人間の倫理観に当てはめて考えれば、ホウショウは軽率な女。ナミカゼは女王に侍るオスの一頭。もしもこの二頭に人間的な貞操観念があったなら、双方の苦痛は計り知れない。
しかし、モニター越しの二頭の仕草は、まさに再会を喜ぶ恋人のような。愛し合いむつみあうような。そんな形で、分析官の目には映った。
一妻一夫を是とするのも、経済と権力の国際化、その頂点に立つ国の宗教観が流布されただけ。もしもその頂点が別の国、別の宗教であったなら人間の倫理観というのはまた根底から異なっていたことだろう……人間の常識というのは危うく、必然的に偶然の産物。常識が生まれるのに必要な時間は、長いようでいて短い。分析官は、どこかで聞いたか読んだかした、そんな文人の話を思い出した。

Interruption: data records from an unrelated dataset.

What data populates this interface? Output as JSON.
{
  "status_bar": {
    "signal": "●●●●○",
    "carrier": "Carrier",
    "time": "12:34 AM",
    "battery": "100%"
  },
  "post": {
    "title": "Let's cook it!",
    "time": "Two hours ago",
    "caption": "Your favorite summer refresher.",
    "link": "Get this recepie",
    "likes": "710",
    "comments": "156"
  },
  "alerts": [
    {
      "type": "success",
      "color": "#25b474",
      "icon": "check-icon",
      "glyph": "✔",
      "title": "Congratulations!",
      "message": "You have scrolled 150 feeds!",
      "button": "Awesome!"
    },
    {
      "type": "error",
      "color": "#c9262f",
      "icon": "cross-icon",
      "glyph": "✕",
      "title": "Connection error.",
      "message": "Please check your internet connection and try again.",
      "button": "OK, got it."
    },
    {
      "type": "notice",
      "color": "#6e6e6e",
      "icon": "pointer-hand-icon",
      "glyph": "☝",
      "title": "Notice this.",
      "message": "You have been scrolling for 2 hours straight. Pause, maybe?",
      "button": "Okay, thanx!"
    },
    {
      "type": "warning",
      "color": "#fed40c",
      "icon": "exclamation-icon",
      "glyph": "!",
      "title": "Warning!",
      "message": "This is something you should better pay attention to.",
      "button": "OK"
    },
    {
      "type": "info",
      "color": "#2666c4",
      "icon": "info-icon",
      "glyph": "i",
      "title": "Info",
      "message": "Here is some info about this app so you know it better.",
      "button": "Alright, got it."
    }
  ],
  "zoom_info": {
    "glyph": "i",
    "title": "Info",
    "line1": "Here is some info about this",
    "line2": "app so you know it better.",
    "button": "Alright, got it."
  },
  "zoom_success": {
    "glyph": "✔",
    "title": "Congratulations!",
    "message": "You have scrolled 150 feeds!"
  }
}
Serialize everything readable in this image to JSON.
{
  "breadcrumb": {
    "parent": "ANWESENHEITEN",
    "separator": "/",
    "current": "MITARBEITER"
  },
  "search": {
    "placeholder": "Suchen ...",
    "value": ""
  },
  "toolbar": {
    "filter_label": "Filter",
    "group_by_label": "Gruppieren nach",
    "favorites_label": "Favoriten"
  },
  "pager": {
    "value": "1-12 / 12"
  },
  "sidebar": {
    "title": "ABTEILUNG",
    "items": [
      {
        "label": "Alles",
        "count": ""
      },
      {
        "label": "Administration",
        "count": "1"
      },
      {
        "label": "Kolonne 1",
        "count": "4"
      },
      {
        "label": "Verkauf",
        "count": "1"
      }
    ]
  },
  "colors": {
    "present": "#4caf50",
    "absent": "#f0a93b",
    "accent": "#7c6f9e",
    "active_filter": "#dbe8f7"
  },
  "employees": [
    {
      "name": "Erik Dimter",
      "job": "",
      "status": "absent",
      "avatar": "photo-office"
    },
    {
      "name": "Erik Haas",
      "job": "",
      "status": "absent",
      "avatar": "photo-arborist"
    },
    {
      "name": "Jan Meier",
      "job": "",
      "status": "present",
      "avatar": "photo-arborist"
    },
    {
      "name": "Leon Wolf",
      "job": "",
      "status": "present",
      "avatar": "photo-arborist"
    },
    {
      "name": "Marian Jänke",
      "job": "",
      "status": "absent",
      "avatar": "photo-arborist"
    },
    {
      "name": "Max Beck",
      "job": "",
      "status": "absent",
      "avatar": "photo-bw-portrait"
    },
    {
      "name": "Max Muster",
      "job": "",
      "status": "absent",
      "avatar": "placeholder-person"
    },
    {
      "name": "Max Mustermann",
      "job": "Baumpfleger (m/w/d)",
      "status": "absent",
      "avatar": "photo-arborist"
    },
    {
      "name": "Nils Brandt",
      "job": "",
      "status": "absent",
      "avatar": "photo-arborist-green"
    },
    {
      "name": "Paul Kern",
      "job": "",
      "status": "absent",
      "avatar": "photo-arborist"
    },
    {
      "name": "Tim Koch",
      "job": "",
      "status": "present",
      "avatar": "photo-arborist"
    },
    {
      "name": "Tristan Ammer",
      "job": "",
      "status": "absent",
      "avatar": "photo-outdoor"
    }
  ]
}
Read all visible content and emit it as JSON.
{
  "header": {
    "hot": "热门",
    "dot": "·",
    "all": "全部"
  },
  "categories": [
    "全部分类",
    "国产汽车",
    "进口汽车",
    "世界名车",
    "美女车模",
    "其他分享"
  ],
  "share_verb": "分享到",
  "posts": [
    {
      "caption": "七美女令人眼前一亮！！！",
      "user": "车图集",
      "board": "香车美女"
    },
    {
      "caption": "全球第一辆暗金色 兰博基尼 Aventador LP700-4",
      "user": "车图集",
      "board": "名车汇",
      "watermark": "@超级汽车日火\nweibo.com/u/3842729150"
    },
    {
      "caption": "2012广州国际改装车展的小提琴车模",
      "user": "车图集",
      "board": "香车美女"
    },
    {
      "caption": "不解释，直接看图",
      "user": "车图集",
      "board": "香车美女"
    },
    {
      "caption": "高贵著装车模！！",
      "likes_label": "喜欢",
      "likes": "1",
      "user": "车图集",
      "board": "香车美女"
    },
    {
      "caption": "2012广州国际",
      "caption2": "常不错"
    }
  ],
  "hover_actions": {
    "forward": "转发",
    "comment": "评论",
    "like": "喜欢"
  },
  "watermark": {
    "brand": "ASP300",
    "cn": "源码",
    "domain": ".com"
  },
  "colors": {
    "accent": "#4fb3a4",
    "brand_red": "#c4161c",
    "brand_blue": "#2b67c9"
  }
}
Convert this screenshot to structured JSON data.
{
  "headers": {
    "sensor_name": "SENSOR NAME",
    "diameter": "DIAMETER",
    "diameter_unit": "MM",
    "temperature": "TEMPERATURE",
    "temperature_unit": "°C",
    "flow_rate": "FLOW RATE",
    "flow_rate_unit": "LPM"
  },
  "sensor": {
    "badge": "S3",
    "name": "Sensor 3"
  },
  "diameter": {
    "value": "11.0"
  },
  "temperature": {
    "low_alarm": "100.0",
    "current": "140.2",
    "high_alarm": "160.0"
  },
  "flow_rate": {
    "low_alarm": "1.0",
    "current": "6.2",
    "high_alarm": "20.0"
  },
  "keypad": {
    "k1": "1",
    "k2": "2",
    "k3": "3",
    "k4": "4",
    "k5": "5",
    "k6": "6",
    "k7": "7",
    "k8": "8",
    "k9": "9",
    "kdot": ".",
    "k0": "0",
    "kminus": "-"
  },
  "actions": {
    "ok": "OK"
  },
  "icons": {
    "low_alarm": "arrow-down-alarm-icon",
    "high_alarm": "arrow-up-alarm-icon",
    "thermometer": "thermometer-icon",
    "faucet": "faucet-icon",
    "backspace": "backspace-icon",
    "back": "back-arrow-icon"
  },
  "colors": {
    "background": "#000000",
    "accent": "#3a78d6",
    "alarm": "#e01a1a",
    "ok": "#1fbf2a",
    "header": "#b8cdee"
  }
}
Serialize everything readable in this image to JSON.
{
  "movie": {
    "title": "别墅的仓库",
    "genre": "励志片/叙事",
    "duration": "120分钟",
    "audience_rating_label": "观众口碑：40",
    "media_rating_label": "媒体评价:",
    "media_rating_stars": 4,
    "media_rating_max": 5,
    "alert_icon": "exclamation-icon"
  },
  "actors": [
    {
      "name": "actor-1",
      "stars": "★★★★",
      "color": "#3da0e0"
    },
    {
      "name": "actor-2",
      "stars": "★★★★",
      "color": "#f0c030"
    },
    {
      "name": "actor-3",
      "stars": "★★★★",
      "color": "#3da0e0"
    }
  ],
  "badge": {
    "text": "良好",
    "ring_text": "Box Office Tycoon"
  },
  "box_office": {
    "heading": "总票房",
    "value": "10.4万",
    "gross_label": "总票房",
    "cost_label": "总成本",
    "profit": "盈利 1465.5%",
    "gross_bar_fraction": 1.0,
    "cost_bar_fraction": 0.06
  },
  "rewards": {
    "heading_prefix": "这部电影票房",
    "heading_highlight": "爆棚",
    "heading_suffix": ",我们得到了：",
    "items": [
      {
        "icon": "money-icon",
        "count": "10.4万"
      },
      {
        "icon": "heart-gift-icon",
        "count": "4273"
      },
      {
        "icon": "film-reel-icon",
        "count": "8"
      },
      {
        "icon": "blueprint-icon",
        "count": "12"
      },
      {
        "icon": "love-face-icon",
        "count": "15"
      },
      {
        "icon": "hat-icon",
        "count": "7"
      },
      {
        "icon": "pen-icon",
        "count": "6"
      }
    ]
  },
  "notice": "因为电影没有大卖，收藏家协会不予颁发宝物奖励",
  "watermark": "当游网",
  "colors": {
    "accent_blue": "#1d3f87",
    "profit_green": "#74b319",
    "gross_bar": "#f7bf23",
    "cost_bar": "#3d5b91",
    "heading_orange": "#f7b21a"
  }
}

あるいは、この二頭は最初からこうなる可能性を知っていたのではないか、と分析官は仮説を立てた。ホウショウならともかく、ナミカゼの演算能力……先読みの能力でなら可能性は十分にある。
分析官はこの仮説を検証するため、ホウショウの解体処分の見送り、交配実験の続行、および経過観察の継続を申請した。軍徒が人間の意図を読み切った、かつそのうえでその意図に従ったというのなら、その演算能力は人間の想定をはるかに上回っていることになる。もしそうだとしたら、絶対に原因を探求すべき、という旨を記述した。
……願わくはこの二頭には、この研究所で幼体たちと共に幸せに暮らしてほしい。そんな気持ちを抱きながら。